基于生成对抗方法的无监督图像描述模型

Unsupervised image captioning model based on generative adversarial method

摘要: 建立了一种基于生成对抗方法的无监督图像描述(GA-based UIC)模型，用于图像描述任务。通过将卷积神经网络作为提取图像特征的编码部分，生成对抗式文本生成方法作为产生描述的解码部分，用目标检测算法YOLOv3作为辅助网络来无监督地生成图像的描述。实验结果表明，相较于传统模型，GA-based UIC模型最终生成的描述在BLEU、METEOR、ROUGE和CIDEr等文本评价指标的得分及训练速度均有提升。所提模型为图像描述任务提供了新的解决方案。
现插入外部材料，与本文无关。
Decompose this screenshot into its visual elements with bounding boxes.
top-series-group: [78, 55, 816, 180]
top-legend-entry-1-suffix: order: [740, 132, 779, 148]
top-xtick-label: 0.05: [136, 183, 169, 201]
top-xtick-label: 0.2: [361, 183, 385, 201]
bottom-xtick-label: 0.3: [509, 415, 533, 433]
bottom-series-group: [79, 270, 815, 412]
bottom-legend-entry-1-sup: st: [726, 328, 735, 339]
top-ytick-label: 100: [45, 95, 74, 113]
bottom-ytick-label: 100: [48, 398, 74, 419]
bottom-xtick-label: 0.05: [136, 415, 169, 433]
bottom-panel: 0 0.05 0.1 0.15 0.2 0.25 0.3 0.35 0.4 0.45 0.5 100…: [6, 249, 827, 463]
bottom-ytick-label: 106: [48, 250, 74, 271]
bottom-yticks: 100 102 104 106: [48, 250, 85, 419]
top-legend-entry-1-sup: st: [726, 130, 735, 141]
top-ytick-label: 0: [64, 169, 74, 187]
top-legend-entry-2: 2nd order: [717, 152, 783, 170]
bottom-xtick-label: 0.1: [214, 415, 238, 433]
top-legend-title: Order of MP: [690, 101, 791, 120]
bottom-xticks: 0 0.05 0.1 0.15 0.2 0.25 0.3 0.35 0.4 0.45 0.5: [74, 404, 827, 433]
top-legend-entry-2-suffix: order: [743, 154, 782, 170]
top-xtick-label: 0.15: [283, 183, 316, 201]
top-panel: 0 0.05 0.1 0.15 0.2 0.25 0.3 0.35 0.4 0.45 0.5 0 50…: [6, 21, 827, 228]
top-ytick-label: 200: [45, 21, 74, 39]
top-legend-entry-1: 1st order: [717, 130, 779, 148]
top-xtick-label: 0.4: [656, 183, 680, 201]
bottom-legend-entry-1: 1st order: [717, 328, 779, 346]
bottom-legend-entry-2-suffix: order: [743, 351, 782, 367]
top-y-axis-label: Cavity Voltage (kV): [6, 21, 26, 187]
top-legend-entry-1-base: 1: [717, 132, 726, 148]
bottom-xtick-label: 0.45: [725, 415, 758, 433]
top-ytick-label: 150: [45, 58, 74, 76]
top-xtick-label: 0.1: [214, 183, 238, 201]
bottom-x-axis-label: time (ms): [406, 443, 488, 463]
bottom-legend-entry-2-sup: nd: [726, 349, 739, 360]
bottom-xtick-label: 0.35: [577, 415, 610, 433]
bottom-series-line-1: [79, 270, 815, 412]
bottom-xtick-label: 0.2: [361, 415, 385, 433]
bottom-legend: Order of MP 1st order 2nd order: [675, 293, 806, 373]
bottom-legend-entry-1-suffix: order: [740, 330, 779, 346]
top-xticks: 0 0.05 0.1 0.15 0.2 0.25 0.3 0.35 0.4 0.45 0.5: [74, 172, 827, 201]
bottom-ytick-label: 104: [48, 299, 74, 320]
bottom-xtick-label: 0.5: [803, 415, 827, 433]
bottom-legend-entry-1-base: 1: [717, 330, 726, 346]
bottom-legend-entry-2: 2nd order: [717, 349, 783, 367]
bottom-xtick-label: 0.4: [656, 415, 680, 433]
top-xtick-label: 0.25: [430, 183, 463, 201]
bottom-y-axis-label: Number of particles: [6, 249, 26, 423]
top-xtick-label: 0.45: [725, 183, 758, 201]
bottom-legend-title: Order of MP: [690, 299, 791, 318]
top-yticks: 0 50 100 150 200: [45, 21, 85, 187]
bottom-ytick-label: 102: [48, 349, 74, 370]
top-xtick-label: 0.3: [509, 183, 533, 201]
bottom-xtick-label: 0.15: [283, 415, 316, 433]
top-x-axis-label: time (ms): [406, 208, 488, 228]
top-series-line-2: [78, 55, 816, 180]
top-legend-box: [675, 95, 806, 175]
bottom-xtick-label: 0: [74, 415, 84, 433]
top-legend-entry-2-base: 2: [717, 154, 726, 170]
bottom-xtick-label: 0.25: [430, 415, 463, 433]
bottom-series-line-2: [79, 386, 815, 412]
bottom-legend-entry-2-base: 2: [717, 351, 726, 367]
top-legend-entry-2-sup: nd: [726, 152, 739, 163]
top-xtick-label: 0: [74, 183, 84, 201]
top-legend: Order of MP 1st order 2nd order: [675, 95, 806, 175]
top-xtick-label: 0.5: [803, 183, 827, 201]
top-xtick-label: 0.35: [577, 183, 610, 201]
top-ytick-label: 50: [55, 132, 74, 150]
Abstract: An unsupervised image description model based on generative adversarial method was proposed for image captioning tasks. By using convolutional neural network as the encoder to extract image features, adversarial text generation method as the decoder to generate captions was generated, and YOLOv3 as the auxiliary network was used to unsupervised generate captions of images. The results of comparative experiments show that compared with the traditional models, the final captions generated by the GA-based UIC model has a certain improvement in training speed of text evaluation indicators and the scores such as BLEU, METEOR, ROUGE, and CIDEr. The proposal model provides a new solution for the image captioning task.